If donor portraits prove nothing else, it is that worldly fame and fortune are passing things. In most cases, whatever notoriety these worthy benefactors had in their day is long gone, their names worth at best a shrug of the shoulders from most of us. Their likenesses hang in churches and museums, immortalized and forgotten, their blank expressions mirrored by our own. Even the artist may suffer a similar fate. Since at least the Greek vase-makers, artists have signed their works, as much to serve as a seal of authenticity as from a desire that their name be preserved—but there is no guarantee of success.
It was only recently that Jean Hey’s name was linked with this and a small body of other masterworks which had long been ascribed to a certain “Master of Moulins”; even with the identification, Hey remains an indistinct figure. Perhaps that is as he wished it, though one contemporary record calls Hey a pictor egregious—“a famous painter.” Yet many artists pointedly don’t sign their works: The anonymous laborers who built the cathedrals intended another kind of example when they inscribed the words of Psalm 113 (115) on their constructions: “Not to us, O Lord, not to us, but to thy Name give glory.”

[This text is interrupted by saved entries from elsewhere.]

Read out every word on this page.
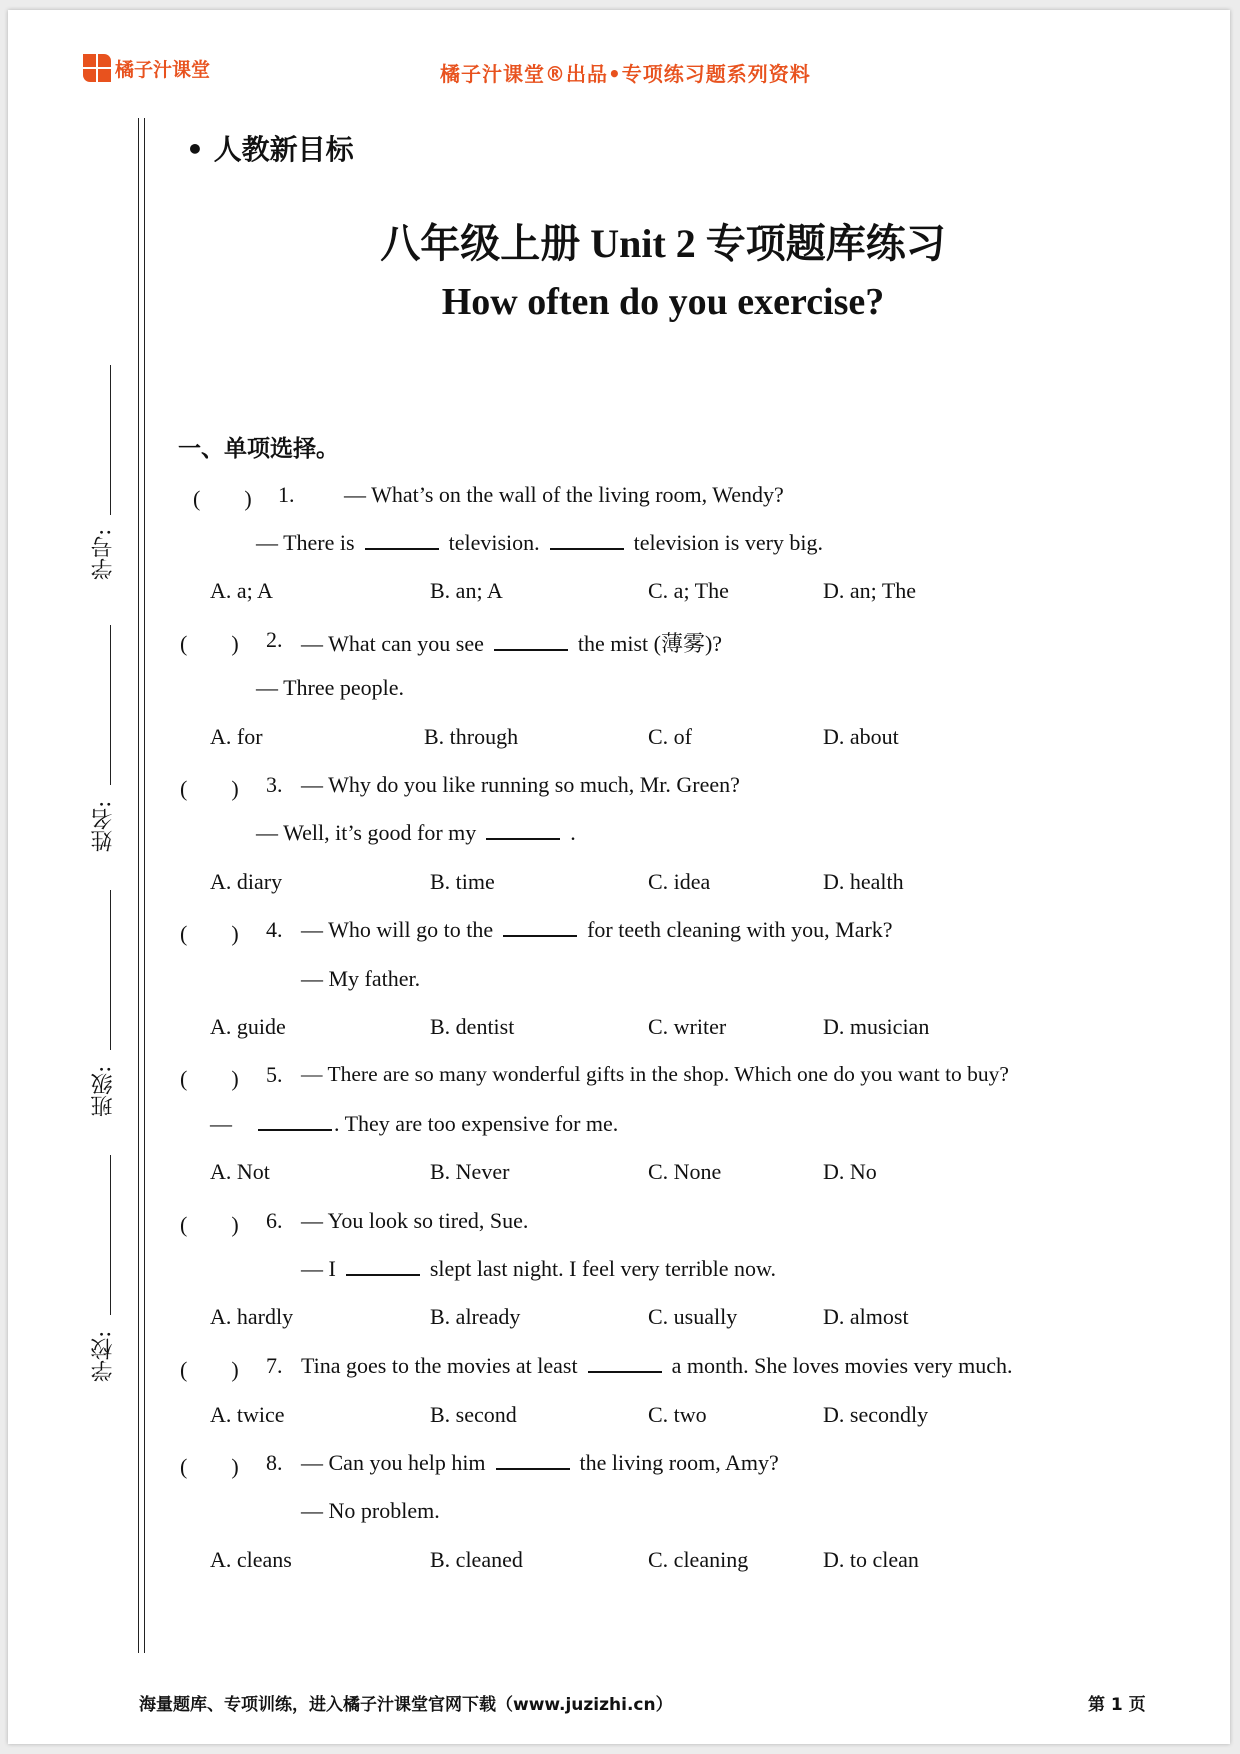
橘子汁课堂	橘子汁课堂®出品•专项练习题系列资料
学号:
姓名:
班级:
学校:
• 人教新目标
八年级上册 Unit 2 专项题库练习
How often do you exercise?
一、单项选择。
(　　) 1. — What’s on the wall of the living room, Wendy?
— There is	television.	television is very big.
A. a; A	B. an; A	C. a; The	D. an; The
(　　) 2. — What can you see	the mist (薄雾)?
— Three people.
A. for	B. through	C. of	D. about
(　　) 3. — Why do you like running so much, Mr. Green?
— Well, it’s good for my	.
A. diary	B. time	C. idea	D. health
(　　) 4. — Who will go to the	for teeth cleaning with you, Mark?
— My father.
A. guide	B. dentist	C. writer	D. musician
(　　) 5. — There are so many wonderful gifts in the shop. Which one do you want to buy?
—	. They are too expensive for me.
A. Not	B. Never	C. None	D. No
(　　) 6. — You look so tired, Sue.
— I	slept last night. I feel very terrible now.
A. hardly	B. already	C. usually	D. almost
(　　) 7. Tina goes to the movies at least	a month. She loves movies very much.
A. twice	B. second	C. two	D. secondly
(　　) 8. — Can you help him	the living room, Amy?
— No problem.
A. cleans	B. cleaned	C. cleaning	D. to clean
海量题库、专项训练，进入橘子汁课堂官网下载（www.juzizhi.cn）	第 1 页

The donor portrait really only makes sense in a thoroughly Christian or religious society. There is a reason the genre faded in the early modern era, pushed aside by the secular portrait pure and simple. It is difficult to imagine a contemporary revival: What present-day political figure or celebrity can we envision kneeling in the place of the cardinal without the effect being offensively or laughably self-aggrandizing or patently ironic? But that may be the very reason we should not neglect the donor portrait or its message: It remains a potent reminder of our continuing obligation to aspire to virtue and lead the world back to faith.